The question I asked fourteen years ago – whether ICN would succeed in giving new meaning to the government commitment to art and cultural preservation – has to be reframed now that the bureau has been swept together with formerly separate services for monument preservation, archaeology, landscape management and other functions. The binding principle behind this bureaucratic move, aside from economizing, is the relatively new abstraction "cultural heritage." The phrase is indicative of another trend in the history I sketched in 1997. Each of the succeeding stages has been a further step away from concrete objects and well-defined procedures toward more general, conceptual formulations.

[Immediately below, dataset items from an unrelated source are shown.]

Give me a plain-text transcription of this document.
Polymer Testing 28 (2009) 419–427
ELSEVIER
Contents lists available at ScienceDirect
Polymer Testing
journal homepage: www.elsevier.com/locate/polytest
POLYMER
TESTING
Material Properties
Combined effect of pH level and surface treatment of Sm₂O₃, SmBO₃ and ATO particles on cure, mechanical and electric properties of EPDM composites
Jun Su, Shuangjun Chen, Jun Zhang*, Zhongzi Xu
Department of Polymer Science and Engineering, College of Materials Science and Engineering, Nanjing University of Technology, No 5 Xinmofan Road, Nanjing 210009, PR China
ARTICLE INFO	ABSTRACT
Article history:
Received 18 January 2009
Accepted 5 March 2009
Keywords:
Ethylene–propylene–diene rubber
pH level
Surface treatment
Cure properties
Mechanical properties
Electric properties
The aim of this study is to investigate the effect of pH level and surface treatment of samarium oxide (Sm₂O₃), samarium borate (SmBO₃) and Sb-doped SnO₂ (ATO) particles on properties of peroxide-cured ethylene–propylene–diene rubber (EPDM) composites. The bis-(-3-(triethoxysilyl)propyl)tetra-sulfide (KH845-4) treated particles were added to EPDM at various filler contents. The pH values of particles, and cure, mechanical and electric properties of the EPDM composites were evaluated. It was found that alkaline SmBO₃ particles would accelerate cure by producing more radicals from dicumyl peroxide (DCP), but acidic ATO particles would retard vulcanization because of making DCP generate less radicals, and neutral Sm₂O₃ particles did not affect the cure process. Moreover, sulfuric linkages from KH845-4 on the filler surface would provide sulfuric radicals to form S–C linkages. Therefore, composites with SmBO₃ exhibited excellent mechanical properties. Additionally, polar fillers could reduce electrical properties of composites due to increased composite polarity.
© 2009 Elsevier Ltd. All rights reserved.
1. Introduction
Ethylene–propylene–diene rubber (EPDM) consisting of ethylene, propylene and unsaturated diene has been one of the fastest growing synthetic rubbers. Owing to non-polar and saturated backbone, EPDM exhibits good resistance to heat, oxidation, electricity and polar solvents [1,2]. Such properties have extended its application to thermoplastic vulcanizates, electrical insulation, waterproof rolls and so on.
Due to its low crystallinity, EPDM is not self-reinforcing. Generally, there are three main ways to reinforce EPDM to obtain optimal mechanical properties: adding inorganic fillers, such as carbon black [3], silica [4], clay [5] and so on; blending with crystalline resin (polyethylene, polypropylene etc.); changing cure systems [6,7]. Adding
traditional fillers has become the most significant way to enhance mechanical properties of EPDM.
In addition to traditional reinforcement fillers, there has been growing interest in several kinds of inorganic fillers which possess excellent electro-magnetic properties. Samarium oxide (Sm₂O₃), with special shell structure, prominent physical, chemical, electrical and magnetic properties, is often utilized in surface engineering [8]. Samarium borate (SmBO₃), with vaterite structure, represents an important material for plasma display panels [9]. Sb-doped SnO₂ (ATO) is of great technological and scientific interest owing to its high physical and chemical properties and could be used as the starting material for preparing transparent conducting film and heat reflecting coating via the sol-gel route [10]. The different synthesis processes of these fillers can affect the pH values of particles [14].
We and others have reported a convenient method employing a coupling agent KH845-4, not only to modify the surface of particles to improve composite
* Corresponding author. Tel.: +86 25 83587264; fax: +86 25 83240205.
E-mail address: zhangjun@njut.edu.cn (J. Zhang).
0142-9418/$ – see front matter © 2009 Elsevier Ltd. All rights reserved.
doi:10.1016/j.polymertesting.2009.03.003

From care for the non-museum art objects owned by the state to a state service for "the visual arts" to custodianship of the "Netherlands Collection" – all the art in (or belonging to?) the country – and now on to management of the even more abstract and ill-defined phenomenon "cultural heritage." The first category applied to a countable number of specific objects, the last to a concept so ill-defined that you cannot even know whether it is limited to material culture or whether it also includes the immaterial aspects of culture that have been drawing increasing attention. The first director of the RCE, Cees van ‘t Veen, comes to the job with a background in art history, business management and consultancy as well as prominent positions in more than one government ministry. He will need all this and more to forge a sustainable bureaucratic environment for the historically unstable functions over which he presides.